The organization argues that the province’s proposed Amendment still leaves natural and agricultural areas vulnerable to “very large development projects” that enables further sprawl, contradicts the province’s own Growth Plan and runs counter to the wishes of Simcoe County residents. An Environics poll states, “91% of people say that the Greenbelt should not only be protected, but it should be expanded to bring in more farmland and natural heritage lands and protect it from further growth and development.”
The Coalition supports the Amendment’s proposal to shift population growth toward communities further north to avoid contributing more commuter traffic to highway 400.
I attended the Open House discussion regarding the Inspiring Innisfil strategic plan. It gave me an opportunity to hear the views of a local farm owner who described some of the difficulties they face:
He pointed out that most of the farmland in Innisfil appears to already be owned by developers who rent it out to the remaining farmers. (The number of billboards in farm fields suggest he’s right). Except that developers prefer to rent land for a limited period, such as 5 or 6 years. Unfortunately, this does not fit with the needs of farmers who have to plan investments in costly machinery over a longer period such as 10 years. This is one way that agriculture is gradually eased out of an area regardless of zoning or local planning. I had already overheard some conversation several years ago that local farmers were becoming discouraged about staying in this area. I doubt the situation has improved.

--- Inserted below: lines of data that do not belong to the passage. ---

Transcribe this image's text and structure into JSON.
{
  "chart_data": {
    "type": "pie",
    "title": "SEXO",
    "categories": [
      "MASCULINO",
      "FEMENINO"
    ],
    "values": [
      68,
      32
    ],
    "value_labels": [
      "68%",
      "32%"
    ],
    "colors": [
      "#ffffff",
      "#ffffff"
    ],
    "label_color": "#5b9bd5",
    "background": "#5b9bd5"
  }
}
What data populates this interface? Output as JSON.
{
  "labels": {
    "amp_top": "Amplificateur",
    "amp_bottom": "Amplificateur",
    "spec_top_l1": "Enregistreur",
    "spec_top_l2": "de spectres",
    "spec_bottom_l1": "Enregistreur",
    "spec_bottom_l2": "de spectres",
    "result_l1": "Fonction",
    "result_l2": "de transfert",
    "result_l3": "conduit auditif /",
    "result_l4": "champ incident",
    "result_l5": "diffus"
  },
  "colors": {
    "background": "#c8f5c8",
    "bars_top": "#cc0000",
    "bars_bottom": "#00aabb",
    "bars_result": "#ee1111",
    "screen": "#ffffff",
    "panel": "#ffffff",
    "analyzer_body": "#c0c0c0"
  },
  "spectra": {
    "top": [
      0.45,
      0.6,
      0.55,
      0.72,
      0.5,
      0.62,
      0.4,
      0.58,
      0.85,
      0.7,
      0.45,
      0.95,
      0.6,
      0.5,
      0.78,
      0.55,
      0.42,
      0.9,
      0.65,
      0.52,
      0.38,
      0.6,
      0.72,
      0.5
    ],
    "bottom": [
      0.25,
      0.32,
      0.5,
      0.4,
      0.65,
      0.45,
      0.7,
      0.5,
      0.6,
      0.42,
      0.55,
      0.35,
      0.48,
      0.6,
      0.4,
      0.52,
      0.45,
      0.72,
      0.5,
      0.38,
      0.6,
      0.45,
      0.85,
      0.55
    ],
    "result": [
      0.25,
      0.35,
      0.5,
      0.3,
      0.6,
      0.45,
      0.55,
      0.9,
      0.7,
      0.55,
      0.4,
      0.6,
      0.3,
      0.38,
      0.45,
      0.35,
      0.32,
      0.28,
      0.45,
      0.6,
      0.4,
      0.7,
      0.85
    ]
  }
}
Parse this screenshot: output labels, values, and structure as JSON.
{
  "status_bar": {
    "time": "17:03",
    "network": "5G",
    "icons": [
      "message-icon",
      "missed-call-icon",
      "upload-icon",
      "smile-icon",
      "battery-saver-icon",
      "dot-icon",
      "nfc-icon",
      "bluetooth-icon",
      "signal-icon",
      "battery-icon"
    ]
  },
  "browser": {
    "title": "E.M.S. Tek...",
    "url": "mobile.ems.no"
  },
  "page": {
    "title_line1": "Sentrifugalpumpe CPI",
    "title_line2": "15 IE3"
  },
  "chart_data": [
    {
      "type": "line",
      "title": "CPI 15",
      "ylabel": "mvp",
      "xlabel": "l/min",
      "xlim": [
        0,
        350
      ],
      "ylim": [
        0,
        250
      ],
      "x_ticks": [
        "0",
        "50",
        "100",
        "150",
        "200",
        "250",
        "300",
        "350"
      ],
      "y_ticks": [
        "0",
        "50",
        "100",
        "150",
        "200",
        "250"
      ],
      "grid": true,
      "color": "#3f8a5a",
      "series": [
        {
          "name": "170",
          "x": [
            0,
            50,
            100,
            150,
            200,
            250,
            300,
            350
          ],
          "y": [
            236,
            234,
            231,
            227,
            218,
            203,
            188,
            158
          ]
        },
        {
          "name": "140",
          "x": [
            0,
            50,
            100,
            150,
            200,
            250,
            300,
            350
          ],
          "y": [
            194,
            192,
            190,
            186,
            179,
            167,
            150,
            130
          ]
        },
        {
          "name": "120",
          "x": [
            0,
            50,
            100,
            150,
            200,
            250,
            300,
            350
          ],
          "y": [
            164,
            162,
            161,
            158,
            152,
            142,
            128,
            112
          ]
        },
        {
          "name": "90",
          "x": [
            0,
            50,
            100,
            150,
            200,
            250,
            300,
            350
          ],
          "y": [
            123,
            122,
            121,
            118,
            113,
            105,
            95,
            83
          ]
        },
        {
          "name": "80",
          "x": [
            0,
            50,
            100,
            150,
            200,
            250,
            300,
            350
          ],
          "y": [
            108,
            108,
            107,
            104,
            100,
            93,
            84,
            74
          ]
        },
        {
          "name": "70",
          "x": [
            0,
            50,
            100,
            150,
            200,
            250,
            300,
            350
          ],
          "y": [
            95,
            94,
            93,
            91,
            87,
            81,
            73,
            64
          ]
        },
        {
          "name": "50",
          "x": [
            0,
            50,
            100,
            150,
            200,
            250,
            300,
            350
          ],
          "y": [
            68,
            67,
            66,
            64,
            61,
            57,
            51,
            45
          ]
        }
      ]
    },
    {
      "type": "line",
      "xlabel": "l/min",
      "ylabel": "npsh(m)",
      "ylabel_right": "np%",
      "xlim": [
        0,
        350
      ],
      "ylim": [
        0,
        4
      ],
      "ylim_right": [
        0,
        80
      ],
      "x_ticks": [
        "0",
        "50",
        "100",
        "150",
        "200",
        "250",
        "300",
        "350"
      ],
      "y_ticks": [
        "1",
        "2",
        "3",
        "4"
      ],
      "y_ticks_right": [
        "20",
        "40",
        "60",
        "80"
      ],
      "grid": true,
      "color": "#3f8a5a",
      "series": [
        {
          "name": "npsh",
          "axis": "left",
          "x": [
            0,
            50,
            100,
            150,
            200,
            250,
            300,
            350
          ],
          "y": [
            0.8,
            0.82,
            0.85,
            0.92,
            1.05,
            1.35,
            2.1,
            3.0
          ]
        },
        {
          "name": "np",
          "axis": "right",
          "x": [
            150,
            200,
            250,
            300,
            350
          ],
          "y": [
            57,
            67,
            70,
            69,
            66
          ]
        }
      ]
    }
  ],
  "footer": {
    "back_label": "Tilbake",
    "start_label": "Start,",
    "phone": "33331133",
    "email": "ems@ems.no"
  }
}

He also noted that some of the people who support local food and agriculture in principle tend to be more critical when faced with the reality of an operating farm as a neighbour. He cited complaints about things like spraying and had even had someone complain about his livestock being outside on a winter day. I can attest to some seasonal ‘aromas’ but as far as I’m concerned, it comes with the territory. Increased traffic on local roads makes it more dangerous and inconvenient for farmers to move their machinery and equipment from one field to another. Commuting drivers can be very impatient, and unsympathetic, with tractors on the road.

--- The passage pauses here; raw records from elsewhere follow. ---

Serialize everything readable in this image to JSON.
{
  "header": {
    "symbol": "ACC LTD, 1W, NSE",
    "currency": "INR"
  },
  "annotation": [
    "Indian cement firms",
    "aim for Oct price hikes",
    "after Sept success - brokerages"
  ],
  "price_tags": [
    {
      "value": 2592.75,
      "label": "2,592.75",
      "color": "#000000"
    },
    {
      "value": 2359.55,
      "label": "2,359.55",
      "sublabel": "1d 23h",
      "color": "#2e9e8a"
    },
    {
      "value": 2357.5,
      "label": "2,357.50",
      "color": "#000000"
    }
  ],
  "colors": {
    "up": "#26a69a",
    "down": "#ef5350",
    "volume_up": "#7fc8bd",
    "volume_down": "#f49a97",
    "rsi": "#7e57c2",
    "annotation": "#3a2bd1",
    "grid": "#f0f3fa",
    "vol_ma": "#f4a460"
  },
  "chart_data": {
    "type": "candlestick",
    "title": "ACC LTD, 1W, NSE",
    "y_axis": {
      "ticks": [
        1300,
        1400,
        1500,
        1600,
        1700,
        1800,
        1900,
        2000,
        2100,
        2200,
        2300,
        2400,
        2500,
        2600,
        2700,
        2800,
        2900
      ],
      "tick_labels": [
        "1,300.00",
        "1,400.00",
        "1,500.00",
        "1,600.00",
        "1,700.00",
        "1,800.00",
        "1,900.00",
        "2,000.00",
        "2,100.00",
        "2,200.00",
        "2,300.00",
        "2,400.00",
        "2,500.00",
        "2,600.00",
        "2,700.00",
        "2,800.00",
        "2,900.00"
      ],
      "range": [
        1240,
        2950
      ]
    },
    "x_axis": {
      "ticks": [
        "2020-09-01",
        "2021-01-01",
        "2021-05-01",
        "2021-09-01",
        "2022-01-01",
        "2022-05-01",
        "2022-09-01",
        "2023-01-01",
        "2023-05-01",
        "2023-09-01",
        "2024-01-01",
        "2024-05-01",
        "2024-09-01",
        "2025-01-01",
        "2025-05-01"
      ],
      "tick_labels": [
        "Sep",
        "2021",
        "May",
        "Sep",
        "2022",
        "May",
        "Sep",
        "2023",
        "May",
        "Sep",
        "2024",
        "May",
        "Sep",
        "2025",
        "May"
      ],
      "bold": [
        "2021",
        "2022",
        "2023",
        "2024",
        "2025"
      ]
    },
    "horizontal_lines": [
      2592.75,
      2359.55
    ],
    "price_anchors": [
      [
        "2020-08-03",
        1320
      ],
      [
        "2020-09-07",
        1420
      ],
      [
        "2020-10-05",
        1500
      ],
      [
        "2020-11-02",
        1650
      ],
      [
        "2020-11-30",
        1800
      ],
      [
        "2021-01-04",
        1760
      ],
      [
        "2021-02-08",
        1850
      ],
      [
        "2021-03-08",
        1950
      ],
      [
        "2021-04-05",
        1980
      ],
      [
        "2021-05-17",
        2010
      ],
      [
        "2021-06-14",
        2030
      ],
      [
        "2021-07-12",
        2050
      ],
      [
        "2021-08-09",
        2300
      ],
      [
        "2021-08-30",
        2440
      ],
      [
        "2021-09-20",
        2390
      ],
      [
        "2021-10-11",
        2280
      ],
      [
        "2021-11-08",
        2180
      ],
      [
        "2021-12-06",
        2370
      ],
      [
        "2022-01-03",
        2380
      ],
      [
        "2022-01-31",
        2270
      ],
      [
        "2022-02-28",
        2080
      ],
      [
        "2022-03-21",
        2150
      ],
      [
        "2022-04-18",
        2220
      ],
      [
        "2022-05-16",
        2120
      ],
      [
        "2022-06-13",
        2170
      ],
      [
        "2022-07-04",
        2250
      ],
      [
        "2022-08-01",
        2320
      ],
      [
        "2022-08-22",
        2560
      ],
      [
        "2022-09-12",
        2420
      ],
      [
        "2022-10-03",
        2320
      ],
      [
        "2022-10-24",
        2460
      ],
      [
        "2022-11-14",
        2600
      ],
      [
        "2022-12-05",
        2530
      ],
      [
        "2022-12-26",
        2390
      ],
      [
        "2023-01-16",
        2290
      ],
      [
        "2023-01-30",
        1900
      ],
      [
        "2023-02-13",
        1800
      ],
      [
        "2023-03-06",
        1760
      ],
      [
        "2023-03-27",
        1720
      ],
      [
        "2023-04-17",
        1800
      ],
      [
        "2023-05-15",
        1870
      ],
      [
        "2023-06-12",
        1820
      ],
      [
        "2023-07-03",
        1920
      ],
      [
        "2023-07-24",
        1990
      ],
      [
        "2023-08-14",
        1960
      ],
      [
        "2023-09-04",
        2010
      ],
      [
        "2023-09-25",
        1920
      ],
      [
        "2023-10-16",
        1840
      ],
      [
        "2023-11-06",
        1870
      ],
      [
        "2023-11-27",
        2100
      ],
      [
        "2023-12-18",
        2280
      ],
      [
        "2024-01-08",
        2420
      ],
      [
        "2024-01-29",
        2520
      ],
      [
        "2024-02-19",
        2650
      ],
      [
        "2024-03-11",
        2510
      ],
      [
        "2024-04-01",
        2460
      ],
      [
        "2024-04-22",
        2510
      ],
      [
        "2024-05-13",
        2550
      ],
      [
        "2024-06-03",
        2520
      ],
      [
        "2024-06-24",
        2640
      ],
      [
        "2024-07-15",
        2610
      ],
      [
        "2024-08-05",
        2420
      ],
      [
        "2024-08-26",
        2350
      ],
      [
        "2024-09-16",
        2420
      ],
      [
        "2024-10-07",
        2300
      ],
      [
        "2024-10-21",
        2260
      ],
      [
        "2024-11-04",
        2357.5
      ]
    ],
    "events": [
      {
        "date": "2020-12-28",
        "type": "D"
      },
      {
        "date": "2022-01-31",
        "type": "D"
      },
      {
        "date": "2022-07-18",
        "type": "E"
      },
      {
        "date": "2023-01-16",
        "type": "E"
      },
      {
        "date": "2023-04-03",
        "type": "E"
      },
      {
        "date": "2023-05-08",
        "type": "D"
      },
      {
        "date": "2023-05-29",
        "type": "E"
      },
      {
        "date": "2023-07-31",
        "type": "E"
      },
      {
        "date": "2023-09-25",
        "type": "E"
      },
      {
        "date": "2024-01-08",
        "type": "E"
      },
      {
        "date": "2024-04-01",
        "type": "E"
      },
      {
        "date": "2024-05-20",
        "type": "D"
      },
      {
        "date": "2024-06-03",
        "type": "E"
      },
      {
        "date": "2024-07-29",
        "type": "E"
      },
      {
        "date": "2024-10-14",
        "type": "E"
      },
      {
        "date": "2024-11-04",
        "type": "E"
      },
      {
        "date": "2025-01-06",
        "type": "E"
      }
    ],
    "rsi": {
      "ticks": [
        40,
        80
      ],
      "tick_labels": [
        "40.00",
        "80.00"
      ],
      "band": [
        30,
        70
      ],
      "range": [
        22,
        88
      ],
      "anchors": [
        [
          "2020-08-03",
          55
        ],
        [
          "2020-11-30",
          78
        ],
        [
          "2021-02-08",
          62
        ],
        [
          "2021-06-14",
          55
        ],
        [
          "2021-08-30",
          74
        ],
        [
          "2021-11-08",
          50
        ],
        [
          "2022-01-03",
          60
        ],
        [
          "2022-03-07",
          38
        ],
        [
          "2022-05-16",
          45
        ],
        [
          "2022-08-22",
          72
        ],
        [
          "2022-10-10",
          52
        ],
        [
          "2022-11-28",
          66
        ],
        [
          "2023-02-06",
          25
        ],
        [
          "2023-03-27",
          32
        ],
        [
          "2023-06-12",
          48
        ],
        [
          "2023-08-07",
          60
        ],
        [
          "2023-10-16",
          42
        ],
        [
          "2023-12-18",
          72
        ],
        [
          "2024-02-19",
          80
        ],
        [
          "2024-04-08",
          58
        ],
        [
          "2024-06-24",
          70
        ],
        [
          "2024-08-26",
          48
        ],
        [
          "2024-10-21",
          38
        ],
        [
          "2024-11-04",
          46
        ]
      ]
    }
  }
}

Some of the solutions to make farming more viable can be problematic too. One strategy is to encourage farm-gate enterprises but this also involves the added burden of strict food processing regulation and inspections. This is an administrative and financial hurdle that farmers are not well suited to cope with.
Farmers have traditionally opposed greenbelt legislation as an infringement that prevents them from retiring comfortably from the proceeds of their largest asset, their land. But greenbelt legislation would be an effective way to get developers to relinquish the agricultural land they’re already holding.
I can think of a couple of possible alternatives to greenbelt legislation. One would be the creation of an Agricultural Land Trust. This could be formed by a number of stakeholders including the farmers themselves. The idea would be to buy farmland as it comes on the market, holding it in trust, and renting it to new or existing farmers on reasonable terms. It could potentially give farmers a greater say in the use of larger tracts of land. Perhaps it would enable planning of new agri-businesses and agri-tourism. The announcement of the sale of Cookstown Greens seems to be an ideal property for Trust ownership. Currently the property grows specialty vegetables for the Toronto restaurant market. The owner has suggested there’s potential to develop an on-site restaurant, cooking school or other food-related enterprises.
If the greenbelt or a land trust are not options, then what? Can legislation be created to bar developers from buying land that is not already zoned for residential or commercial development? That seems to be the only other definitive alternative to keep rural land in agricultural production.